It does not happen very often that one email makes me think for one whole week. But Toms response about the “Bride of Christ” question did.

He wrote:
“Roman Catholic scholar Leon Podles dealt length with this issue in his book about the feminization of Christianity. Something about contorting one’s soul into the bridal posture is contrary to nature, perverse, and unbecoming to a Christian man. A devotional life centered around emoting/emitting effeminate, sweet, pious thoughts towards God is not Biblical, nor appropriate to real Christian living in the real world.”

Wow! What a statement!

I have not come to a clear conclusion yet. But here are some thougths:
– feminization of Christianity

I agree that this is happening to a large extend. I am sometimes frustrated, when I hear people ending their messages with an invitation to come to Jesus that sounds like: “come to Jesus and he will heal your heart and all your inner wounds. Just come to him…” Of course Jesus does that, but to many men in my nation this would not sound like an invitation but like a threat (Jesus forcing them to deal with that emotional stuff. No thanks.). I remember a very different sermon I heard one day. A man preached about the cost of commitment, the possibility of matyrdom and so on. Not the kind of stuff that I find inviting. But I recall sitting there and thinking “this is a sermon for men” And sure it was. When the preacher invited those to the platform who wanted to follow Christ at any cost and commit there lives to him fully and totally eight people came forward – ALL of them men. This made me think a lot abotu our presentation of the gospel.

To me meeting Christ is like entering our eternal home. But somehow this home seems to have different doors. Some people search for truth and then walk through the door of truth and find Christ, others find him through the doors of healing, forgiveness, comfort or challenge. However it seems to me that we keep opening the soft feminine doors (healing, comfort) when we preach the gospel. But in our communication we keep the “male” doors (challenge, commitment, male passion and rawness) closed…..and wonder why so few men enter the family of Christ.

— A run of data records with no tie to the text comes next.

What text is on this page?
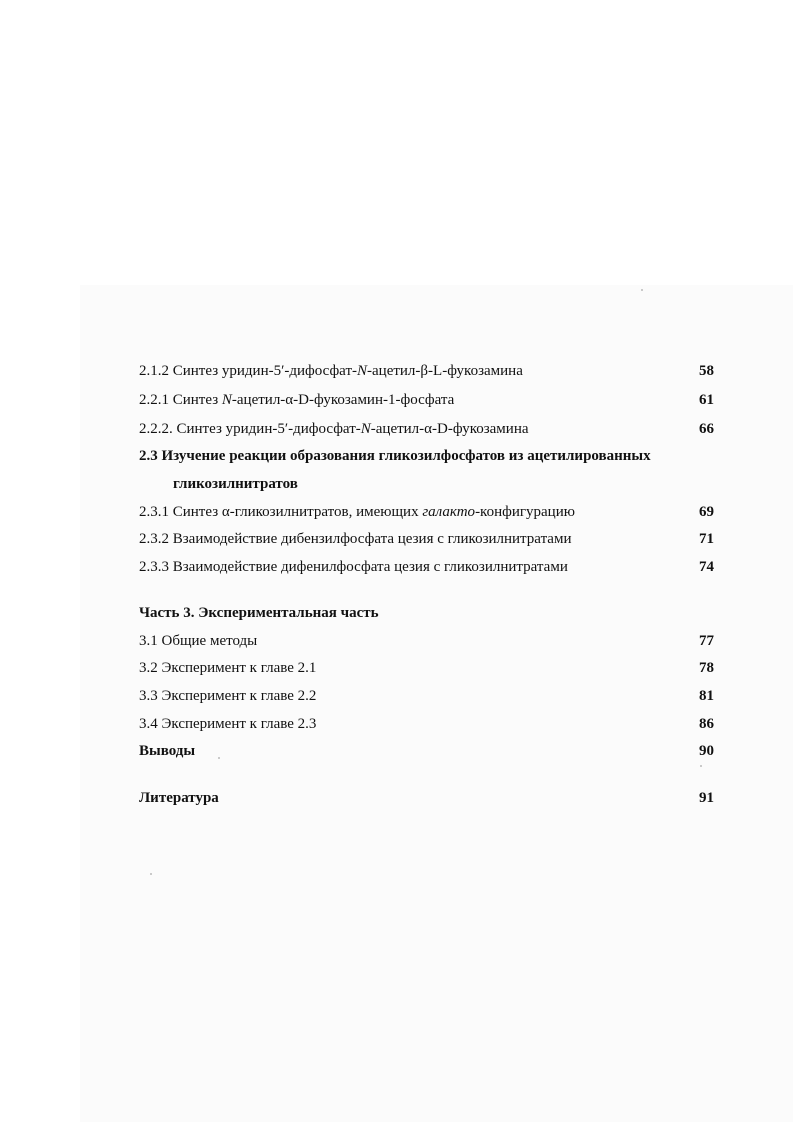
2.1.2 Синтез уридин-5′-дифосфат-N-ацетил-β-L-фукозамина	58
2.2.1 Синтез N-ацетил-α-D-фукозамин-1-фосфата	61
2.2.2. Синтез уридин-5′-дифосфат-N-ацетил-α-D-фукозамина	66
2.3 Изучение реакции образования гликозилфосфатов из ацетилированных
гликозилнитратов
2.3.1 Синтез α-гликозилнитратов, имеющих галакто-конфигурацию	69
2.3.2 Взаимодействие дибензилфосфата цезия с гликозилнитратами	71
2.3.3 Взаимодействие дифенилфосфата цезия с гликозилнитратами	74
Часть 3. Экспериментальная часть
3.1 Общие методы	77
3.2 Эксперимент к главе 2.1	78
3.3 Эксперимент к главе 2.2	81
3.4 Эксперимент к главе 2.3	86
Выводы	90
Литература	91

– individualization of Christianity
We – as a body of believers – ARE the bride of Christ and can meet him as such. And when we are together we can express our love and passion to him. It may seem inappropriate for an individual man to express love to Christ in a “feminine” way (I can not tell, I am a woman – living in a country where even the women tend to be masculine and need to learn to be feminine). But when we as a body of believers togehter express our love for him, it could have all sorts of expressions: soft worship (guess we have too much of that), strong exclamation of his power and so on. Jesus expressed tenderness as well as strength.

– roles and shapes – and extremes
There are so many pictures the bible expresses to describe our relationship to God

father -children
shepherd – sheep
master – servant
friend – friend
potter – clay
commander – soldier
wine – branch

None of these make me less of a man / woman when I express that part of my relationship to him. I am his child (and at the same time a grown up business woman), I am the clay and yet called to rule over the earth in christ. I am no less of a woman when I see myself as a soldier in his army….I think the problem comes when one thing goes to the extreme i.e. if I would only see myself as a soldier it might be “off”….

As I said I am not finished with thinking….would appreciate your input, Tom – and the input of anyone else, too!